Once that happens, domestic businesses and entrepreneurs would be motivated to wake up and rightfully win back control of the Indian economy. The revenues made by indigenous businesses will remain at home, they will keep getting reinvested and recycled here itself, helping replenish the domestic economy. And that would eventually result in a drastic repair and improvement of our immediate broken physical environment – our roads, civic facilities, basic services, infrastructure, cities, villages, and so on.
If we’re flush with our own hard-earned money that doesn’t leak outwards, the country is bound to see real, physical growth. That is what is happening in the rich countries where the money looted from India is getting reinvested by the foreign corporates.
At the heart of this whole issue of India’s recolonisation lies a fundamental question: do we really know what freedom really means? A truly free country is one that has an economy free from any kind of external overcontrol. A truly free country is not one that sees foreign players pumping financial resources out of it. Going by that metric, freedom is as much out of our reach now as it was during the dark days of British colonialism.
THE NEW ISRAEL-PALESTINE
It was colonialisation back then. It’s recolonisation now. Only the pages of the calendar have changed.
Corporations.
Firms.
Conglomerates.
Enterprises.
Venture capitalists.
Seed capitalists.
Multinationals companies.
Transnational companies.
Startups.
Big Tech.
Big Pharma.
Agri-Business.
Natural asset companies.
Angel investors.
By whatever name you call them, they are the modern-day East India Companies that have enveloped much of India’s economic landscape.

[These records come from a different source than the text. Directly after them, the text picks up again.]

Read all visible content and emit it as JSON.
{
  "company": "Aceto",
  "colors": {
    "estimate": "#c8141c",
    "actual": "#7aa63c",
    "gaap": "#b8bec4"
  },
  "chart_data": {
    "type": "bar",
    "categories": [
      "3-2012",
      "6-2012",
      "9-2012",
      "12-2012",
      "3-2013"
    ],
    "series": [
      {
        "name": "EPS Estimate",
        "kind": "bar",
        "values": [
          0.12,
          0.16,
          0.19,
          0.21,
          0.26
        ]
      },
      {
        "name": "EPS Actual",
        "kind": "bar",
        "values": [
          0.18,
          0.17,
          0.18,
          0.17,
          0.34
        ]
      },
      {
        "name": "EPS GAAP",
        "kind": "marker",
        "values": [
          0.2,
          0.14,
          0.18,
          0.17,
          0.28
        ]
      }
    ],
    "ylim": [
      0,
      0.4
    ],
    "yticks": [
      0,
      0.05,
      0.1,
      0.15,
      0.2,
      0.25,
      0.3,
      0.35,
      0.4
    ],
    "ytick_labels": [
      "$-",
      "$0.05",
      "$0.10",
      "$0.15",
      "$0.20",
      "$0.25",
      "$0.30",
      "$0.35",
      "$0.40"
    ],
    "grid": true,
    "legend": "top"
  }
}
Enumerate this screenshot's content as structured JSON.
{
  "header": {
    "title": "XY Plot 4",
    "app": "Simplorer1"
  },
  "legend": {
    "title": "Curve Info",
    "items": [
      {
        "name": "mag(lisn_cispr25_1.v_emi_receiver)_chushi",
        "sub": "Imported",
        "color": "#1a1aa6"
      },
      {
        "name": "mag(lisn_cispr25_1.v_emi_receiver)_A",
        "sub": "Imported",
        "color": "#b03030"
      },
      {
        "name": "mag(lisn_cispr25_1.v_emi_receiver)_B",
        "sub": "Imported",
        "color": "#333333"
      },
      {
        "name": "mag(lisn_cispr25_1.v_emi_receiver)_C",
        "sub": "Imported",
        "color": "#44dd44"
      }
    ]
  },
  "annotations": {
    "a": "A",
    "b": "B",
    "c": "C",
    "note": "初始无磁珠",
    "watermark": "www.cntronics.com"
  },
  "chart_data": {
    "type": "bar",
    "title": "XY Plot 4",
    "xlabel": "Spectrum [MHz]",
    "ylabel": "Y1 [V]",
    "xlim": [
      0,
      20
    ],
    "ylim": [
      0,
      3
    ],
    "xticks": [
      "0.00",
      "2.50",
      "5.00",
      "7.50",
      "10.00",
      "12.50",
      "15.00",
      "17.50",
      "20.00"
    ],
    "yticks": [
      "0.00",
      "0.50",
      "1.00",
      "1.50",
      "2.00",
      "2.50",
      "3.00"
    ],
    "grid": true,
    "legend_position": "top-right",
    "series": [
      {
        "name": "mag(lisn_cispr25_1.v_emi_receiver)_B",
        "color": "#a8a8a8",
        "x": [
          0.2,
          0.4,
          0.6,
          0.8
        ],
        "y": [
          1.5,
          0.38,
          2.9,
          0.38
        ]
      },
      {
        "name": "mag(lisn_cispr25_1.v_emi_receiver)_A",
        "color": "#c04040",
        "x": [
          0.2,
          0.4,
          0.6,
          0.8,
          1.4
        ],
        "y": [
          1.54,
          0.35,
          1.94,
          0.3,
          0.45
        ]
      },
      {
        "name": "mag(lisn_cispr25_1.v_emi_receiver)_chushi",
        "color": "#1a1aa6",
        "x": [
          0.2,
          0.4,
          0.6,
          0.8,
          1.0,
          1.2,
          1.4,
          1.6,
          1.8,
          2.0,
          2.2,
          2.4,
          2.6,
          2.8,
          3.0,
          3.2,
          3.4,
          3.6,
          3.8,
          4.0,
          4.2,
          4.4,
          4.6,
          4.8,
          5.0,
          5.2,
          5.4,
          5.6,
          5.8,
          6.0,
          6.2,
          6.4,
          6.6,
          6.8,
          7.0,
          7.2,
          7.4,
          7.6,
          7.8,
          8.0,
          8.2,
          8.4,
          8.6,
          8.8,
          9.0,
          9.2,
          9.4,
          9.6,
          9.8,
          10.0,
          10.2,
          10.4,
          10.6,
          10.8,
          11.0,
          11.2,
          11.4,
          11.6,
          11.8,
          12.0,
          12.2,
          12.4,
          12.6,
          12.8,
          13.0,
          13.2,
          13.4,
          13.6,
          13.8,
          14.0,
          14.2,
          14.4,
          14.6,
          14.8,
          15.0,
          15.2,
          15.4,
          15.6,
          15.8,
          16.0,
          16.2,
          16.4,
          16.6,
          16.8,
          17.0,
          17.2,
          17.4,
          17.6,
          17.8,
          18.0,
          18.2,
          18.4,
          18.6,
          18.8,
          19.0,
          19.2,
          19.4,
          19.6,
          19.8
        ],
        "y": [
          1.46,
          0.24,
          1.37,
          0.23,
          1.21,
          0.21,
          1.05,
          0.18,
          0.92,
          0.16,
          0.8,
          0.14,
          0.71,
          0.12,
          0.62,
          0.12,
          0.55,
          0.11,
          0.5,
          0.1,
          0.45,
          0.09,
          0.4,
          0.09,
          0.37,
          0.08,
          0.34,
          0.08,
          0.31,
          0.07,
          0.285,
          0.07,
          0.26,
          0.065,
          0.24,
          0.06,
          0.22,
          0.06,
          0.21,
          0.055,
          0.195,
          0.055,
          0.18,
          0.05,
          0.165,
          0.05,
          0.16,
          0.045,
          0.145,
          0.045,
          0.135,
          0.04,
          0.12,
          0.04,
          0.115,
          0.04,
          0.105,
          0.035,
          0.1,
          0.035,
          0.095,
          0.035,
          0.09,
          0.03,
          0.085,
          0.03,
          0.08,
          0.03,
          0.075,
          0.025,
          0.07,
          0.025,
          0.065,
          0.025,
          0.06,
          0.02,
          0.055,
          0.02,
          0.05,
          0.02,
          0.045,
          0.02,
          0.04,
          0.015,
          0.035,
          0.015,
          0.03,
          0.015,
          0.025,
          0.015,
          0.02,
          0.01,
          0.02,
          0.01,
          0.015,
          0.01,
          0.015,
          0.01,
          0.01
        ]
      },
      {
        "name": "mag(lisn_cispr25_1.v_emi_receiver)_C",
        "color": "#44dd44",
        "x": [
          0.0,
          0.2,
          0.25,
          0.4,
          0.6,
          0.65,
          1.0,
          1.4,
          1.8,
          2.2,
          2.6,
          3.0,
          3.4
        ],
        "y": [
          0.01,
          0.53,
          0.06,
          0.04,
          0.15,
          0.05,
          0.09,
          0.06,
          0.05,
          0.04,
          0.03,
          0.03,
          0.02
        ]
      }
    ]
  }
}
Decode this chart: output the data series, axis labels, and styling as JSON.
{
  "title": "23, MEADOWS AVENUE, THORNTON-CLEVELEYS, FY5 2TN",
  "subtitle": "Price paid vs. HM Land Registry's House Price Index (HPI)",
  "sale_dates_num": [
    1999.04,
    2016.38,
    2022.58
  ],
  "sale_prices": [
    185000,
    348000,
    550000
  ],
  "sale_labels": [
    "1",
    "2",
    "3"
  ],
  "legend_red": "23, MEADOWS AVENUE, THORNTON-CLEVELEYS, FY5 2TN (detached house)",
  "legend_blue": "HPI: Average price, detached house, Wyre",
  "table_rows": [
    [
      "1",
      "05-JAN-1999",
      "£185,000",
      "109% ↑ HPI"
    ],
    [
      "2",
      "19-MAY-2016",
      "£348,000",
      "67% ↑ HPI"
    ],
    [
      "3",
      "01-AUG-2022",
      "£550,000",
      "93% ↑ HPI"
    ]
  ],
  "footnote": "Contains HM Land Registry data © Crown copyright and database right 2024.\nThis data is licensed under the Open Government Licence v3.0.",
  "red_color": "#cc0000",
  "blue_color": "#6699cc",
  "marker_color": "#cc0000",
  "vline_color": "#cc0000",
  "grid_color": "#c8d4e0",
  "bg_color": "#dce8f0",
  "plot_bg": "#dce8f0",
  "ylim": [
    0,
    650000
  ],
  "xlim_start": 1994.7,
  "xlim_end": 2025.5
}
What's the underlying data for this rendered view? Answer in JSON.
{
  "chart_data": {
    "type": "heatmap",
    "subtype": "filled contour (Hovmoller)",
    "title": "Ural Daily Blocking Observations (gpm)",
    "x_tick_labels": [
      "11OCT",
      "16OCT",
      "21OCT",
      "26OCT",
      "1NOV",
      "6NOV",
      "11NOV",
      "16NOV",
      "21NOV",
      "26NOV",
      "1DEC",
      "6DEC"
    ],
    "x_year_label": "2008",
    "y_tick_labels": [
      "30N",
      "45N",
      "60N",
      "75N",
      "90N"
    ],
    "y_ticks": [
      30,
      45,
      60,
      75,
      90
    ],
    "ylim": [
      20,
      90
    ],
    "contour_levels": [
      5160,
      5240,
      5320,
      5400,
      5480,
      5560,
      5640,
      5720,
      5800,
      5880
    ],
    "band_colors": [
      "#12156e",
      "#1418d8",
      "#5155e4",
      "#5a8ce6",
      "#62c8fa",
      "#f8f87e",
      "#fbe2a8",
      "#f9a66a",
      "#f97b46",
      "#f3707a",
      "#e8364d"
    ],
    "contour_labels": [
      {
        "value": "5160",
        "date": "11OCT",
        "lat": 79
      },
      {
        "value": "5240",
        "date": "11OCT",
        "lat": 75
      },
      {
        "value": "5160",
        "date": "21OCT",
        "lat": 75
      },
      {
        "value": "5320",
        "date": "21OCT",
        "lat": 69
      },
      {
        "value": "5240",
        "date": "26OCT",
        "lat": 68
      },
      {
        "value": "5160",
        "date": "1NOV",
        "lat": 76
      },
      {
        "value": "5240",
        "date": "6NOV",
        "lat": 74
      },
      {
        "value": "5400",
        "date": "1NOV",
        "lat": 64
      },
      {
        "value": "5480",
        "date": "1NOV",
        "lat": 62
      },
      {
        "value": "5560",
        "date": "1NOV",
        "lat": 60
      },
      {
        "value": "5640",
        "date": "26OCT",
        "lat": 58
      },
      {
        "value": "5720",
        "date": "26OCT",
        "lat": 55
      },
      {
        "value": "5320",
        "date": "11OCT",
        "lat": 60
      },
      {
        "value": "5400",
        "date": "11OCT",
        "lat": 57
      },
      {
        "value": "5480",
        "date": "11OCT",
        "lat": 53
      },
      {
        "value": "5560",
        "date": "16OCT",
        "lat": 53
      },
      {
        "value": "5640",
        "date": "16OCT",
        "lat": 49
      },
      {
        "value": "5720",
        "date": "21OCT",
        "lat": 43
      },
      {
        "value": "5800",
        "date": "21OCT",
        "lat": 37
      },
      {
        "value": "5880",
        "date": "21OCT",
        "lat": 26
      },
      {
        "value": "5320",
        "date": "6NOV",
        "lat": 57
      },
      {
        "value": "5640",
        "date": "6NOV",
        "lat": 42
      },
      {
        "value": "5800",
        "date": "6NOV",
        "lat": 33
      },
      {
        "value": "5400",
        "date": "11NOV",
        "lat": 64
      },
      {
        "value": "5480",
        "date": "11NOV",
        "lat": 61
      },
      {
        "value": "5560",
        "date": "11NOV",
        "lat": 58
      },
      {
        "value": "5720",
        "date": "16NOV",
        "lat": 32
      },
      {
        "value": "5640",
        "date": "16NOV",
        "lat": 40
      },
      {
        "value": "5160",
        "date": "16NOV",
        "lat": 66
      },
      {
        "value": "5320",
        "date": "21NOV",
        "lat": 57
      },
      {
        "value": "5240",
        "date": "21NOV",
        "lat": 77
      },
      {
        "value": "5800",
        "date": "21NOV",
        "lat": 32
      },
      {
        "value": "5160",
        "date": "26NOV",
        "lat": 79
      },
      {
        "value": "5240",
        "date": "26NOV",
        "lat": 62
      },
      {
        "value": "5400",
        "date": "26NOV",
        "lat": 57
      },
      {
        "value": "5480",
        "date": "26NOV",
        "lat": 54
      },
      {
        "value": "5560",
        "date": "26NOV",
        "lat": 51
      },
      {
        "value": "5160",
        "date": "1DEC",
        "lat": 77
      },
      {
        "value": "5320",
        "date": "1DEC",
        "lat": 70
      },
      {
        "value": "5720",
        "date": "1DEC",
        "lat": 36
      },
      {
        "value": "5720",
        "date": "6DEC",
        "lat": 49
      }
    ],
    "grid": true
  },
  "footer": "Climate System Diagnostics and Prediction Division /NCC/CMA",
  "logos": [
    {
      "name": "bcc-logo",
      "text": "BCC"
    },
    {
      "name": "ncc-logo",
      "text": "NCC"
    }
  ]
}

You won’t get to see the hawks circling above your head because they’ve infiltrated and rigged our information sources well enough to keep us engrossed with intoxicating distractions such as the Great Indian Religion Debate.
History has shown us that the Israel-Palestine religion-centric crisis is a permanent one. Now, attempts are being made by outside forces to replicate that same religion-centric crisis model and superimpose it on India. The way the recolonisation of India is picking up pace, it seems the country needs nothing short of another Quit India Movement.
For that to happen, one has to be wise enough to first pull the plug on the Great Indian Religion Debate.